To counter what it called the “aggressive and unfriendly” attitude towards it, Russia has carried out the biggest war games during peace time in its history, involving 300,000 troops who were joined by 3500 Chinese and some Mongolian troops. Known as  Vostok 2018, the drills were predictably criticised by NATO which organisation  termed this as “rehearsal for large-scale conflict”. The  Russian ministry of defence said that almost a third of its active military personnel took part in the week-long exercises in Siberia and the Russian Far East. 

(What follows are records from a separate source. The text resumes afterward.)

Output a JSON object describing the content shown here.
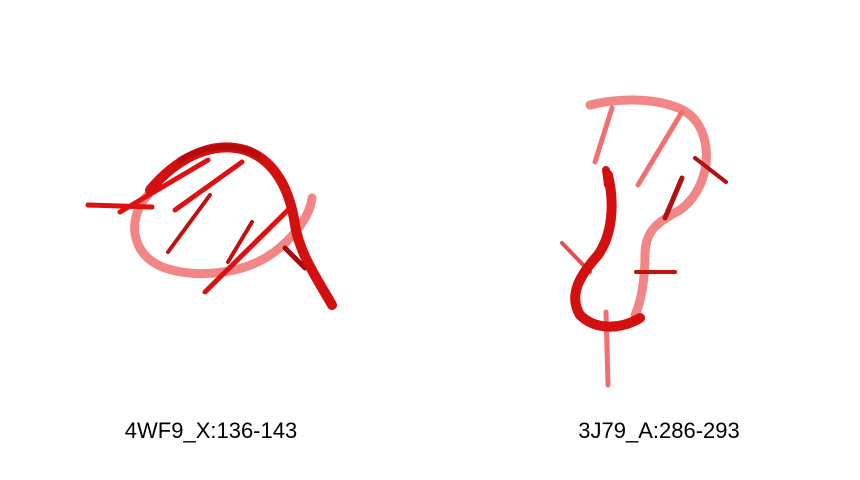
{
  "figures": [
    {
      "label": "4WF9_X:136-143",
      "color": "#e01010"
    },
    {
      "label": "3J79_A:286-293",
      "color": "#e01010"
    }
  ]
}
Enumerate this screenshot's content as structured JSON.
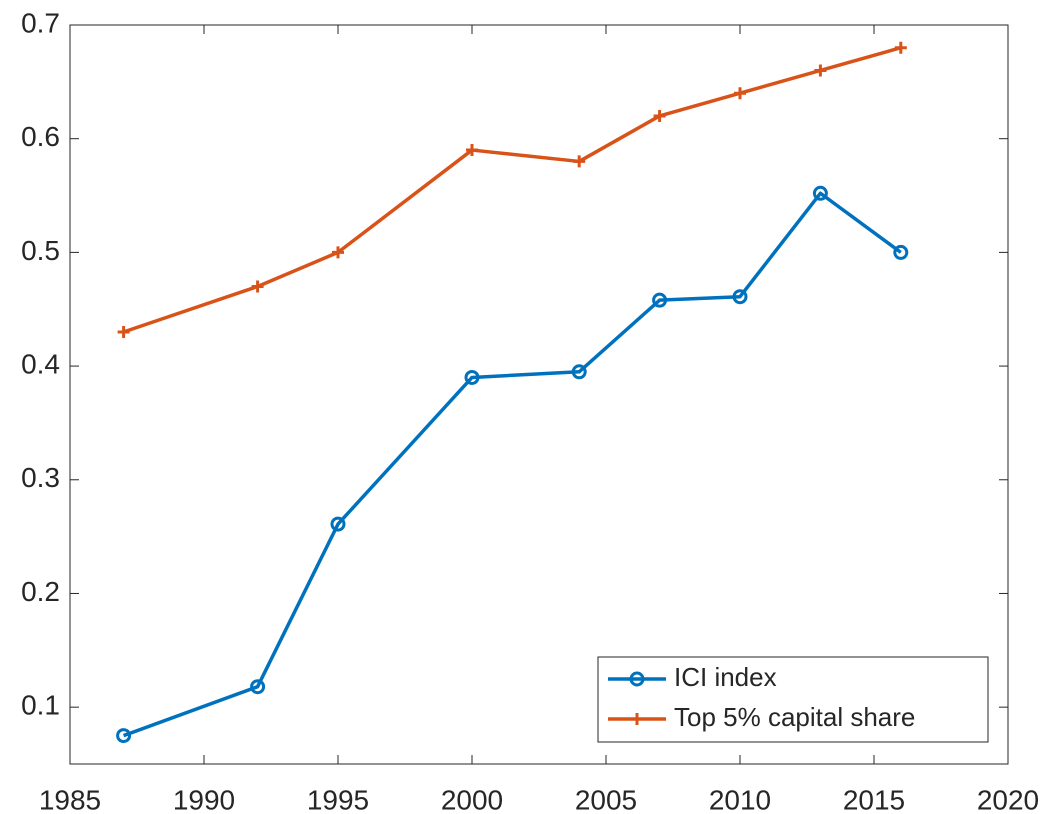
{
  "chart_data": {
    "type": "line",
    "x": [
      1987,
      1992,
      1995,
      2000,
      2004,
      2007,
      2010,
      2013,
      2016
    ],
    "series": [
      {
        "name": "ICI index",
        "color": "#0072BD",
        "marker": "circle",
        "values": [
          0.075,
          0.118,
          0.261,
          0.39,
          0.395,
          0.458,
          0.461,
          0.552,
          0.5
        ]
      },
      {
        "name": "Top 5% capital share",
        "color": "#D95319",
        "marker": "plus",
        "values": [
          0.43,
          0.47,
          0.5,
          0.59,
          0.58,
          0.62,
          0.64,
          0.66,
          0.68
        ]
      }
    ],
    "xlim": [
      1985,
      2020
    ],
    "xticks": [
      1985,
      1990,
      1995,
      2000,
      2005,
      2010,
      2015,
      2020
    ],
    "ylim": [
      0.05,
      0.7
    ],
    "yticks": [
      0.1,
      0.2,
      0.3,
      0.4,
      0.5,
      0.6,
      0.7
    ],
    "legend": "lower right"
  }
}
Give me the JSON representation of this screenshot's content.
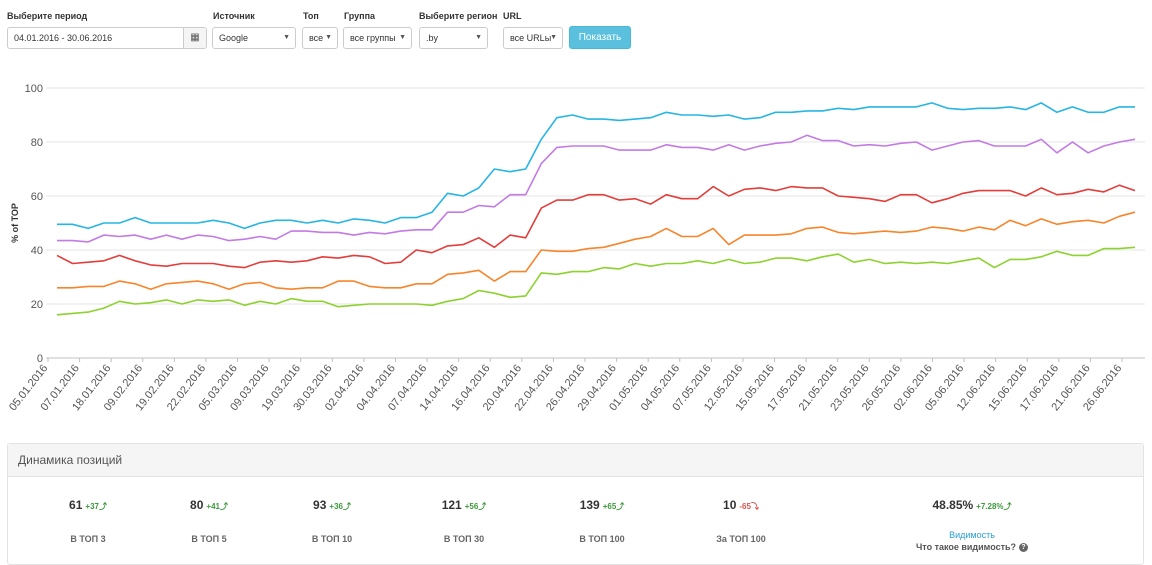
{
  "filters": {
    "period": {
      "label": "Выберите период",
      "value": "04.01.2016 - 30.06.2016"
    },
    "source": {
      "label": "Источник",
      "value": "Google"
    },
    "top": {
      "label": "Топ",
      "value": "все"
    },
    "group": {
      "label": "Группа",
      "value": "все группы"
    },
    "region": {
      "label": "Выберите регион",
      "value": ".by"
    },
    "url": {
      "label": "URL",
      "value": "все URLы"
    },
    "show_button": "Показать"
  },
  "chart_data": {
    "type": "line",
    "ylabel": "% of TOP",
    "ylim": [
      0,
      100
    ],
    "yticks": [
      0,
      20,
      40,
      60,
      80,
      100
    ],
    "grid": true,
    "x_tick_labels": [
      "05.01.2016",
      "07.01.2016",
      "18.01.2016",
      "09.02.2016",
      "19.02.2016",
      "22.02.2016",
      "05.03.2016",
      "09.03.2016",
      "19.03.2016",
      "30.03.2016",
      "02.04.2016",
      "04.04.2016",
      "07.04.2016",
      "14.04.2016",
      "16.04.2016",
      "20.04.2016",
      "22.04.2016",
      "26.04.2016",
      "29.04.2016",
      "01.05.2016",
      "04.05.2016",
      "07.05.2016",
      "12.05.2016",
      "15.05.2016",
      "17.05.2016",
      "21.05.2016",
      "23.05.2016",
      "26.05.2016",
      "02.06.2016",
      "05.06.2016",
      "12.06.2016",
      "15.06.2016",
      "17.06.2016",
      "21.06.2016",
      "26.06.2016"
    ],
    "series": [
      {
        "color": "#27b5e3",
        "values": [
          49.5,
          49.5,
          48,
          50,
          50,
          52,
          50,
          50,
          50,
          50,
          51,
          50,
          48,
          50,
          51,
          51,
          50,
          51,
          50,
          51.5,
          51,
          50,
          52,
          52,
          54,
          61,
          60,
          63,
          70,
          69,
          70,
          81,
          89,
          90,
          88.5,
          88.5,
          88,
          88.5,
          89,
          91,
          90,
          90,
          89.5,
          90,
          88.5,
          89,
          91,
          91,
          91.5,
          91.5,
          92.5,
          92,
          93,
          93,
          93,
          93,
          94.5,
          92.5,
          92,
          92.5,
          92.5,
          93,
          92,
          94.5,
          91,
          93,
          91,
          91,
          93,
          93
        ]
      },
      {
        "color": "#c37be4",
        "values": [
          43.5,
          43.5,
          43,
          45.5,
          45,
          45.5,
          44,
          45.5,
          44,
          45.5,
          45,
          43.5,
          44,
          45,
          44,
          47,
          47,
          46.5,
          46.5,
          45.5,
          46.5,
          46,
          47,
          47.5,
          47.5,
          54,
          54,
          56.5,
          56,
          60.5,
          60.5,
          72,
          78,
          78.5,
          78.5,
          78.5,
          77,
          77,
          77,
          79,
          78,
          78,
          77,
          79,
          77,
          78.5,
          79.5,
          80,
          82.5,
          80.5,
          80.5,
          78.5,
          79,
          78.5,
          79.5,
          80,
          77,
          78.5,
          80,
          80.5,
          78.5,
          78.5,
          78.5,
          81,
          76,
          80,
          76,
          78.5,
          80,
          81
        ]
      },
      {
        "color": "#e23e3b",
        "values": [
          38,
          35,
          35.5,
          36,
          38,
          36,
          34.5,
          34,
          35,
          35,
          35,
          34,
          33.5,
          35.5,
          36,
          35.5,
          36,
          37.5,
          37,
          38,
          37.5,
          35,
          35.5,
          40,
          39,
          41.5,
          42,
          44.5,
          41,
          45.5,
          44.5,
          55.5,
          58.5,
          58.5,
          60.5,
          60.5,
          58.5,
          59,
          57,
          60.5,
          59,
          59,
          63.5,
          60,
          62.5,
          63,
          62,
          63.5,
          63,
          63,
          60,
          59.5,
          59,
          58,
          60.5,
          60.5,
          57.5,
          59,
          61,
          62,
          62,
          62,
          60,
          63,
          60.5,
          61,
          62.5,
          61.5,
          64,
          62
        ]
      },
      {
        "color": "#f8852a",
        "values": [
          26,
          26,
          26.5,
          26.5,
          28.5,
          27.5,
          25.5,
          27.5,
          28,
          28.5,
          27.5,
          25.5,
          27.5,
          28,
          26,
          25.5,
          26,
          26,
          28.5,
          28.5,
          26.5,
          26,
          26,
          27.5,
          27.5,
          31,
          31.5,
          32.5,
          28.5,
          32,
          32,
          40,
          39.5,
          39.5,
          40.5,
          41,
          42.5,
          44,
          45,
          48,
          45,
          45,
          48,
          42,
          45.5,
          45.5,
          45.5,
          46,
          48,
          48.5,
          46.5,
          46,
          46.5,
          47,
          46.5,
          47,
          48.5,
          48,
          47,
          48.5,
          47.5,
          51,
          49,
          51.5,
          49.5,
          50.5,
          51,
          50,
          52.5,
          54
        ]
      },
      {
        "color": "#8dd22f",
        "values": [
          16,
          16.5,
          17,
          18.5,
          21,
          20,
          20.5,
          21.5,
          20,
          21.5,
          21,
          21.5,
          19.5,
          21,
          20,
          22,
          21,
          21,
          19,
          19.5,
          20,
          20,
          20,
          20,
          19.5,
          21,
          22,
          25,
          24,
          22.5,
          23,
          31.5,
          31,
          32,
          32,
          33.5,
          33,
          35,
          34,
          35,
          35,
          36,
          35,
          36.5,
          35,
          35.5,
          37,
          37,
          36,
          37.5,
          38.5,
          35.5,
          36.5,
          35,
          35.5,
          35,
          35.5,
          35,
          36,
          37,
          33.5,
          36.5,
          36.5,
          37.5,
          39.5,
          38,
          38,
          40.5,
          40.5,
          41
        ]
      }
    ]
  },
  "dynamics": {
    "title": "Динамика позиций",
    "stats": [
      {
        "value": "61",
        "delta": "+37",
        "arrow": "⤴",
        "caption": "В ТОП 3"
      },
      {
        "value": "80",
        "delta": "+41",
        "arrow": "⤴",
        "caption": "В ТОП 5"
      },
      {
        "value": "93",
        "delta": "+36",
        "arrow": "⤴",
        "caption": "В ТОП 10"
      },
      {
        "value": "121",
        "delta": "+56",
        "arrow": "⤴",
        "caption": "В ТОП 30"
      },
      {
        "value": "139",
        "delta": "+65",
        "arrow": "⤴",
        "caption": "В ТОП 100"
      },
      {
        "value": "10",
        "delta": "-65",
        "arrow": "⤵",
        "caption": "За ТОП 100",
        "negative": true
      }
    ],
    "visibility": {
      "value": "48.85%",
      "delta": "+7.28%",
      "arrow": "⤴",
      "link": "Видимость",
      "help": "Что такое видимость?",
      "help_icon": "question-circle-icon"
    }
  }
}
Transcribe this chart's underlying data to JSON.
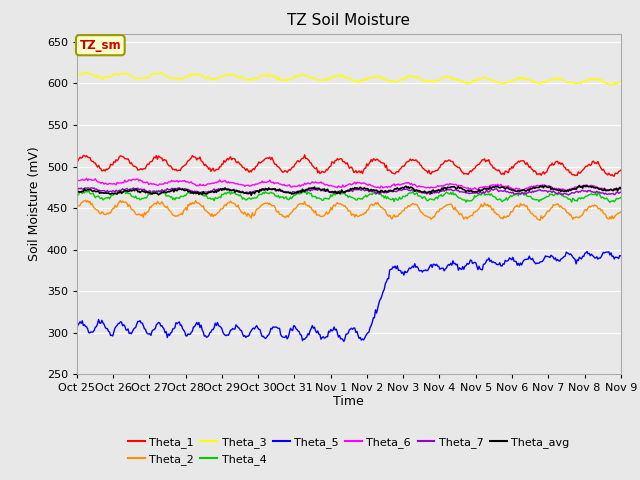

The week-long exercise, held from 11 to15 September 2018 was spread across five army training grounds, four airbases and three seas: the Sea of Japan, the Bering Sea and the Sea of Okhotsk. Up to 80 naval vessels took part, from two Russian fleets. However, drills were not held near the disputed Kuril islands north of Japan. During the event, Russian army showcased its latest and lethal arsenal right from Iskander missiles that can carry nuclear warheads to T-80 and T-90 tanks and its next generation Su-34 and Su-35 fighters. At sea, the Russian fleet deployed several frigates equipped with Kalibr missiles that have been used in Syria. The main focus of the exercise was to practice the rapid deployment of thousands of troops, as well as aircraft and vehicles, from western Russia to eastern regions, across thousands of miles.


Russian Defence Ministry thereafter released images of columns of tanks, armoured vehicles and warships on the move and combat helicopters and fighter aircraft taking off. In one clip, marines from Russia’s Northern Fleet and a motorised Arctic Brigade were shown disembarking from a large landing ship on a shore opposite Alaska. 

Russian President Vladimir Putin attended the war games after hosting an economic forum in Russia's far eastern city of Vladivostok where his Chinese counterpart Xi Jinping was one of the prominent guests. The Russian army compared this show of force to the USSR's 1981 war games that saw between 100,000 and 150,000 Warsaw Pact soldiers take part in Zapad-81 (West-81) -- the largest military exercises of the Soviet era. Sergey Shoygu, Minister of Defence of the Russian Federation said these exercises are even larger. “Imagine 36,000 military vehicles moving at the same time: tanks, armoured personnel carriers, infantry fighting vehicles -- and all of this, of course, in conditions as close to a combat situation as possible.” Russia’s military exercises come at a time of escalating tensions between Moscow and the West over accusations of Russian interference in western affairs and conflicts in the Ukraine and Syria.